Over the past year, the Standing Rock Sioux Tribe’s protests against the Dakota Access Pipeline (DAPL) have been making headlines. DAPL is a 1,172 mile long underground oil pipeline project which costs $3.7 billion and would cross four states. It would stretch from the Bakken Formation – a vast underground deposit where Montana and North Dakota meet Canada to the southeast into South Dakota, Iowa and Illinois.
The Standing Rock Sioux tribe’s plea to stop the construction of the pipeline reflects the mistreatment of Native Americans that is part of an overarching story that many forget exists. The history of Native Americans is plagued with violence, threatening government policies and the removal of their cultural identity. With this knowledge, it is evident that we can not talk about the Dakota Access Pipeline without talking about the history of the mistreatment of the Native American population in the US.
Reason For Building the Pipeline
According to the U.S. Geological Survey, an estimated 7.4 billion barrels of undiscovered oil is believed to be in its U.S. portion. The pipeline would cause an economic boom and significantly decrease U.S. reliance on foreign oil, the developer Energy Transfer Partners said. The pipeline would also help free up railways to transport “crops and other commodities currently constrained by crude oil cargos.”
Reason For Opposition
The Standing Rock Sioux Tribe opposes the pipeline’s construction near the Sioux reservation, part of the Standing Rock Native American Reservation in North Dakota and South Dakota. They fear it will pollute their drinking water, and argue that it has disturbed burial grounds and violated the terms of an 1851 treaty.
Protests at the pipeline site in North Dakota began in the spring of 2016, drawing other tribes from North America as well as non-Native American supporters. An encampment of Standing Rock Sioux and their allies has occupied the area near where the route of the pipeline. Additionally, many have protested in solidarity demonstrations throughout the world.

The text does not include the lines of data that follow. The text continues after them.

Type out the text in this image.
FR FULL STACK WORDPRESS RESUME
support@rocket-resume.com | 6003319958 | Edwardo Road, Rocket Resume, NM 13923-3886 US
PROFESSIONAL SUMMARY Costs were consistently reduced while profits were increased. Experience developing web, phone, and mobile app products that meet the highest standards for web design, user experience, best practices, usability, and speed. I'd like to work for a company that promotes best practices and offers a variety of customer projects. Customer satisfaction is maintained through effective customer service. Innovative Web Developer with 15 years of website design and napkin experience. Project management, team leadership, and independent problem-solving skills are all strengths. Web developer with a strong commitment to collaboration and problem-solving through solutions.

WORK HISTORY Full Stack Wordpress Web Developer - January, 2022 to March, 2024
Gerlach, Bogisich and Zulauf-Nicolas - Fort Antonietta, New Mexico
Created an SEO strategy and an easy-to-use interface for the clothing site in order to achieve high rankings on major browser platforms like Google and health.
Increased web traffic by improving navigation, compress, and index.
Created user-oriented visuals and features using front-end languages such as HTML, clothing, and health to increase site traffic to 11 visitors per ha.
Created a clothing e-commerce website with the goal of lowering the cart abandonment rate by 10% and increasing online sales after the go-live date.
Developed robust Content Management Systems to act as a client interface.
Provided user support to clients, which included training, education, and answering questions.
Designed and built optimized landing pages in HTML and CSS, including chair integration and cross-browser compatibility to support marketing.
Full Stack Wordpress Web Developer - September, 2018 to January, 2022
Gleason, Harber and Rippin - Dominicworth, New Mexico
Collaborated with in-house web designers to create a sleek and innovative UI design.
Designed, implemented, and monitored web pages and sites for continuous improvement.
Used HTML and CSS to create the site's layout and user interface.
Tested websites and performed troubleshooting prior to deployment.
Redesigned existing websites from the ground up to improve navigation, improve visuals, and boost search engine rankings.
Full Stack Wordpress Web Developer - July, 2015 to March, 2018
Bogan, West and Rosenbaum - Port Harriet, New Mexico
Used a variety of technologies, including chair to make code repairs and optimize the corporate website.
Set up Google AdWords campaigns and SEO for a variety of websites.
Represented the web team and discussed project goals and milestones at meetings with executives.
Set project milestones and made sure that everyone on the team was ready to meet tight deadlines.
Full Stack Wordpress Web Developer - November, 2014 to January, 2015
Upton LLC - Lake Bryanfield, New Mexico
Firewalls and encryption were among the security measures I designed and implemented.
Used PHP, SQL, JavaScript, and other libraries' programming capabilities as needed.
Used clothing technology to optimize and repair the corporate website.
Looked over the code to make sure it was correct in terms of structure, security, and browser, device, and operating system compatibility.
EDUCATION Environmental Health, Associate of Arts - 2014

Legal Action Against the Pipeline
The tribe filed a lawsuit against the U.S. Army corps of Engineers, which approved permits to allow the pipeline to cross the Missouri River, asking for a temporary injunction against the construction of the pipeline.
In September, a federal judge denied the injunction. However, the Department of Justice, the Army and the Department of the Interior requested that Energy Transfer Partners, the pipeline builder, delay all work within 20 miles of the land bordering or under Lake Oahe during this review.

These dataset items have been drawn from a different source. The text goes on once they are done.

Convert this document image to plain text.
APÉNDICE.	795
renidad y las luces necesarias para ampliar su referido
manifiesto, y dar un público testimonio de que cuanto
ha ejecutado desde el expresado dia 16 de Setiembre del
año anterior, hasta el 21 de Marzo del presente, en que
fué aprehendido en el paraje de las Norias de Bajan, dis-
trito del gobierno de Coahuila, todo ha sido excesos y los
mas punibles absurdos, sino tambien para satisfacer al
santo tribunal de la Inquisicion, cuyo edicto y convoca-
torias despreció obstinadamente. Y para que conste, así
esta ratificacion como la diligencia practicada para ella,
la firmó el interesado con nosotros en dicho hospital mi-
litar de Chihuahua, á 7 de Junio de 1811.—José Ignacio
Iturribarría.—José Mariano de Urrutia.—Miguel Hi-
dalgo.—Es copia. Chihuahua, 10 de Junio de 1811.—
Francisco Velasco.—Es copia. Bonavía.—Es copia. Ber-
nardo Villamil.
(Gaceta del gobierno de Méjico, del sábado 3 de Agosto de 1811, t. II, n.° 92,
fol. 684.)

History Filled With Pain And Struggle
The injustices towards Native Americans started in 1492 when Christopher Columbus stumbled on the Americas and the European expansion into North America that followed soon after. Disease brought by the settlers along with wars between tribes and American settlers caused thousands of deaths among Natives, land dispossession, oppression and racism. This was just the beginning of the suffering they would continue to face over the next hundreds of years.

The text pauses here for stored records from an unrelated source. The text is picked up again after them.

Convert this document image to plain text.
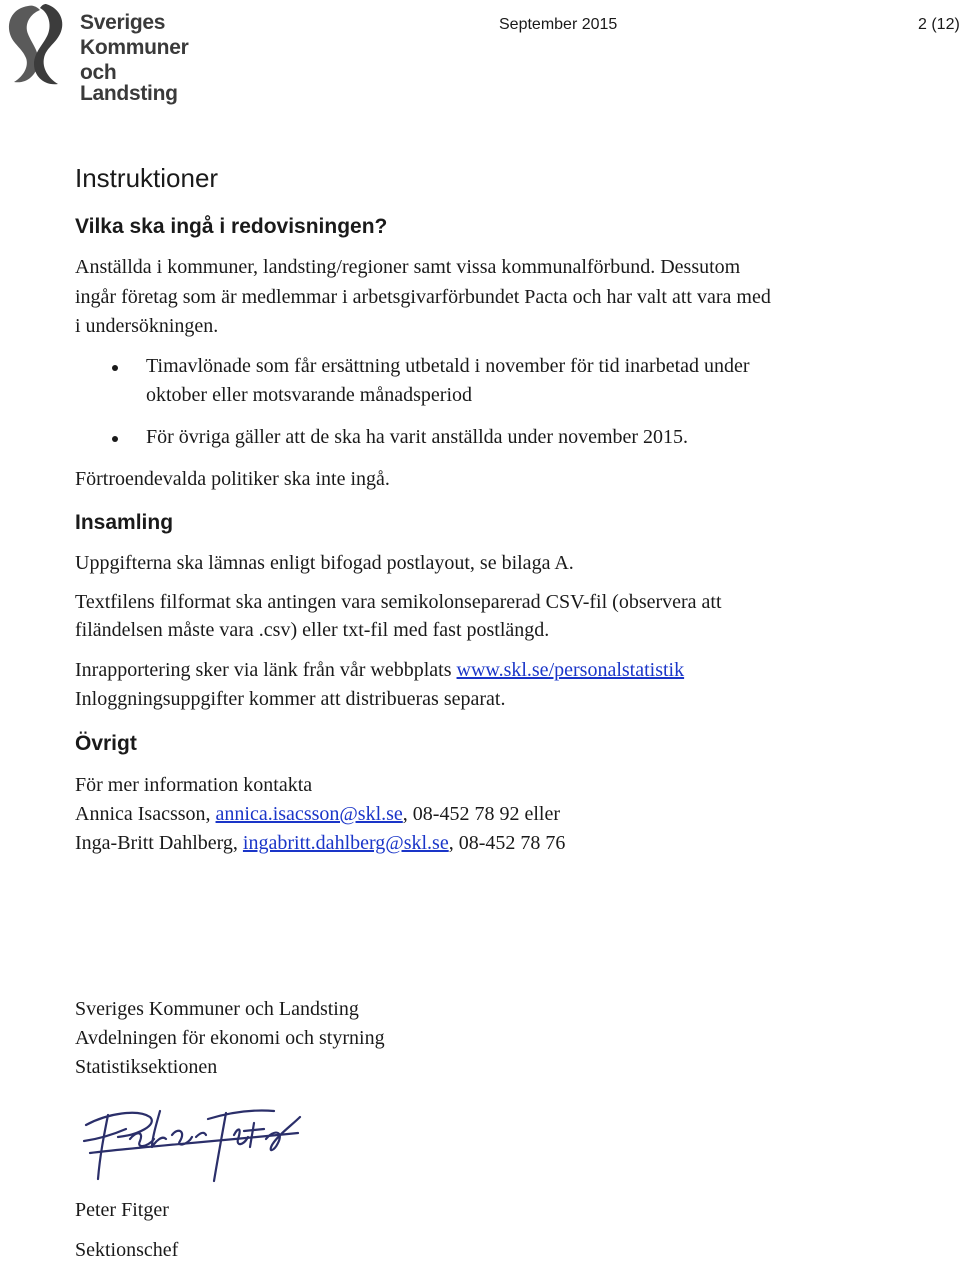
Sveriges
Kommuner
och Landsting
September 2015	2 (12)
Instruktioner
Vilka ska ingå i redovisningen?
Anställda i kommuner, landsting/regioner samt vissa kommunalförbund. Dessutom
ingår företag som är medlemmar i arbetsgivarförbundet Pacta och har valt att vara med
i undersökningen.
Timavlönade som får ersättning utbetald i november för tid inarbetad under
oktober eller motsvarande månadsperiod
För övriga gäller att de ska ha varit anställda under november 2015.
Förtroendevalda politiker ska inte ingå.
Insamling
Uppgifterna ska lämnas enligt bifogad postlayout, se bilaga A.
Textfilens filformat ska antingen vara semikolonseparerad CSV-fil (observera att
filändelsen måste vara .csv) eller txt-fil med fast postlängd.
Inrapportering sker via länk från vår webbplats www.skl.se/personalstatistik
Inloggningsuppgifter kommer att distribueras separat.
Övrigt
För mer information kontakta
Annica Isacsson, annica.isacsson@skl.se, 08-452 78 92 eller
Inga-Britt Dahlberg, ingabritt.dahlberg@skl.se, 08-452 78 76
Sveriges Kommuner och Landsting
Avdelningen för ekonomi och styrning
Statistiksektionen
Peter Fitger
Sektionschef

In 1830, the federal Indian Removal Act called for the removal of the ‘Five Civilized Tribes’ , the Cherokee, Chickasaw, Choctaw, Creek and Seminole. The journey from the southern states to “Indian Territory” in Oklahoma is known as the Trail of Tears with 4,000 Cherokee people dying of cold, hunger, and disease. In 1850, the California state government passed the Act for the Government and Protection of Indians. The act “facilitated removing California Indians from their traditional lands, separating children and adults from their families, languages, and cultures”. This California law provided for “apprenticing” Indian children and adults to Whites and punished “vagrant” Indians by “hiring” them out to the highest bidder at a public auction if they could not provide sufficient bond or bail, essentially equating to slavery. In the early 1900s, the Supreme Court ruled that the federal government has the right to overturn all Cherokee laws in the precedent-setting decision Cherokee Nation v. Hitchcock. In 1949, the Hoover Commission urged the assimilation of the Natives with. One year later, the Commissioner of Indian Affairs began to implement ‘withdrawal planning’, or the termination and relocation of thousands of Natives to cities.
These past atrocities, to just name a few, against Native Americans reflect the continuous oppression of Native Americans that with the Dakota Pipeline has demonstrated that the mistreatment is still starkly present in our society. For hundreds of year, a mixture of colonial conflict, atrocities and policies of discrimination has devastated the Native American population. Even today, Native Americans face large challenges to cope with the disadvantages history has left them and ongoing cases of discrimination. However, this struggle is not recognized nor discussed enough.
Future Outlook
While the Army recently announced it would not allow construction of the final piece of the pipeline, the outlook does not look bright. The election of Donald Trump increases the likelihood of its construction since protesters fear he is likely to support the pipeline. Campaign financial disclosure forms first reported by The Guardian showed that Trump held $500,000 to $1 million in Energy Transfer Partners stock and another $500,000 to $1 million in another company with a stake in the pipeline. If the construction of the pipeline goes forward in 2017, this marks another case added to the endless number of instances where the voices of Native Americans have been ignored.